Aslında elinizin altındaki ekte bununla ilgili örnekler mevcut ama bir tanesini burada sizinle doğrudan paylaşayım. Dünyaca ünlü bilim dergisi İngiliz The Lancet’in Genel Yayın Yönetmeni Dr. Richard Horton, geçen aylarda kaleme aldığı yazısında şöyle diyor:
“Salgınla mücadelenin muazzam zor koşullarında, ilk önemli bulgularını yabancı bir dilde yazmak ve binlerce kilometre ötedeki bir tıp dergisinde yayınlamak için zaman ayırdılar. Bu bilim insanlarına teşekkür ediyoruz.”
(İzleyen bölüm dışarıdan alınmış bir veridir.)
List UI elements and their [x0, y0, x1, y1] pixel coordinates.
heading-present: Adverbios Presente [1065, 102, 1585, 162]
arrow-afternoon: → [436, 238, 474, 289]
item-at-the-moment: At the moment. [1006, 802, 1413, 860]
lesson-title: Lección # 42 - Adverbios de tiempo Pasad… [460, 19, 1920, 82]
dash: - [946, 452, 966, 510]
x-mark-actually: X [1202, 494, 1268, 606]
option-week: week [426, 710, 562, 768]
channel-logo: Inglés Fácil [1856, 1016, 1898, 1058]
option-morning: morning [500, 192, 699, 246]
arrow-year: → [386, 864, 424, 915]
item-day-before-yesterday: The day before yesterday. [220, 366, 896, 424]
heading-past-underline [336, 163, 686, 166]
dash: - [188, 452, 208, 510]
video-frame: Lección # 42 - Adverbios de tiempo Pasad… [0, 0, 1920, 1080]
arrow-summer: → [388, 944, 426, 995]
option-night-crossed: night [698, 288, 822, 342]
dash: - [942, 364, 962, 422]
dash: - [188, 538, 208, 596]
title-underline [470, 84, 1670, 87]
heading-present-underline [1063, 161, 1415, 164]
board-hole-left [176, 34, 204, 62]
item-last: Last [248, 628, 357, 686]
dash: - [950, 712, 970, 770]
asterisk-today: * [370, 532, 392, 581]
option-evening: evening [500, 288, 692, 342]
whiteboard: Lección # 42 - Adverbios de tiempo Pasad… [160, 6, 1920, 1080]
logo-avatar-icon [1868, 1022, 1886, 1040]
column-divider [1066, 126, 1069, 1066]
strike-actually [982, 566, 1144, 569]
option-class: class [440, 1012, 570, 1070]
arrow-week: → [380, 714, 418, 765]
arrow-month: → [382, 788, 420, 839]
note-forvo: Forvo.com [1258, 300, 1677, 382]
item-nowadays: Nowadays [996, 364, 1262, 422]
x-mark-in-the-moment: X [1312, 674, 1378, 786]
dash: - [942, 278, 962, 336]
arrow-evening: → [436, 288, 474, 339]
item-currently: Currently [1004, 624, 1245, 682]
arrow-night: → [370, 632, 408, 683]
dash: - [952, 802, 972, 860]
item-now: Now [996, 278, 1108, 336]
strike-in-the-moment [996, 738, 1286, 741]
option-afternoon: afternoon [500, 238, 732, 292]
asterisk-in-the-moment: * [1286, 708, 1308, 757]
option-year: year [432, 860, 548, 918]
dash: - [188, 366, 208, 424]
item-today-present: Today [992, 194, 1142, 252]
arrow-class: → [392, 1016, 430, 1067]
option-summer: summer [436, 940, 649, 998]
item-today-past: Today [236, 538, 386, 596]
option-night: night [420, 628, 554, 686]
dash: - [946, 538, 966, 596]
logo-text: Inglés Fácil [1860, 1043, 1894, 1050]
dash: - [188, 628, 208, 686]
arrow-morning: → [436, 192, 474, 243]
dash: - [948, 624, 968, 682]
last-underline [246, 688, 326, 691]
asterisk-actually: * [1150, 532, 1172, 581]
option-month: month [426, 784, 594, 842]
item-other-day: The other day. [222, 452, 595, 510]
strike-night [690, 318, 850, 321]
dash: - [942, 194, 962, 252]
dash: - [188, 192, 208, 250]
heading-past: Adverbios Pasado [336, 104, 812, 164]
Biz yıllardır yazıyoruz, anlatıyoruz… Bugün artık dünya nüfusunun önemli bir bölümü bu fikirleri yüksek sesle ifade ediyor: Çin Halk Cumhuriyeti insanlığın ufkunu açıyor. Tüm dünyanın motor gücü haline gelen ekonomik modeli, bu yıl ülke içinde yoksulluğu ortadan kaldıracak toplumsal sistemiyle, bilim alanında çığır açan atılımları, yaratılan teknolojik gelişmeler sayesinde vatandaşlarına çağ atlatan uygulamalarıyla Çin Halk Cumhuriyeti, geleceğe daha güvenle bakmamızı da sağlıyor. Biz de bu pratikten ilham alıyoruz, çok yakından takip ediyoruz.
Kübra hanım, biz her gelişmeye Türkiye’den bakıyoruz. Türkiye’nin çıkarlarını esas alıyoruz. Belki biliyorsunuz, yıllardır Türkiye-Çin dostluğunu geliştirmek için elimizden geleni yapıyoruz. Dil ve mesafe engellerini aşarak, iki halkın ve ülkenin birbirini daha iyi tanımasını sağlamaya çalışıyoruz. Çünkü iki ülke arasındaki güçlü bir ilişki, Türkiye’nin daha bağımsız bir ülke olmasına, daha güçlü bir ekonomiye sahip olmasına katkı sağlar. Emin olun bu durum, sizin iddia ettiğiniz gibi Türkiye’nin bağımsızlığına zarar vermez. Bu dediğiniz hangi durumda olur biliyor musunuz? Siyasal ve ekonomik açıdan herhangi bir ülkeye taviz verirseniz bağımsızlığınıza gölge düşmüş olur. Bu durumun da konumuzla alakası yok.
Size tavsiyem, Türkiye’de ve dünyada Çin Halk Cumhuriyeti’ni örnek gösteren ve övgülere yer veren yayınlara alışın, çünkü Asya Çağı’na girmiş bulunuyoruz. Günümüzün bu gerçeklerini gün geçtikçe daha fazla duyacaksınız. Avrasya coğrafyasında yer alan; başta Türkiye Cumhuriyeti olmak üzere, Çin Halk Cumhuriyeti, Rusya, Hindistan, İran, Vietnam, Türk Cumhuriyetleri ve diğer gelişmekte olan ülkeler, dünya tarihinin akışını belirleyecek.
Son olarak; yanlış bulduğunuz veya doğru olmadığını düşündüğünüz bir cümle veya konu varsa, bunu ayrıca size açıklamak isterim. Neredeyse bir kitap boyutundaki (40 sayfa) özel ekimizi detaylı incelemenizi rica ediyorum. Görüşmek dileğiyle."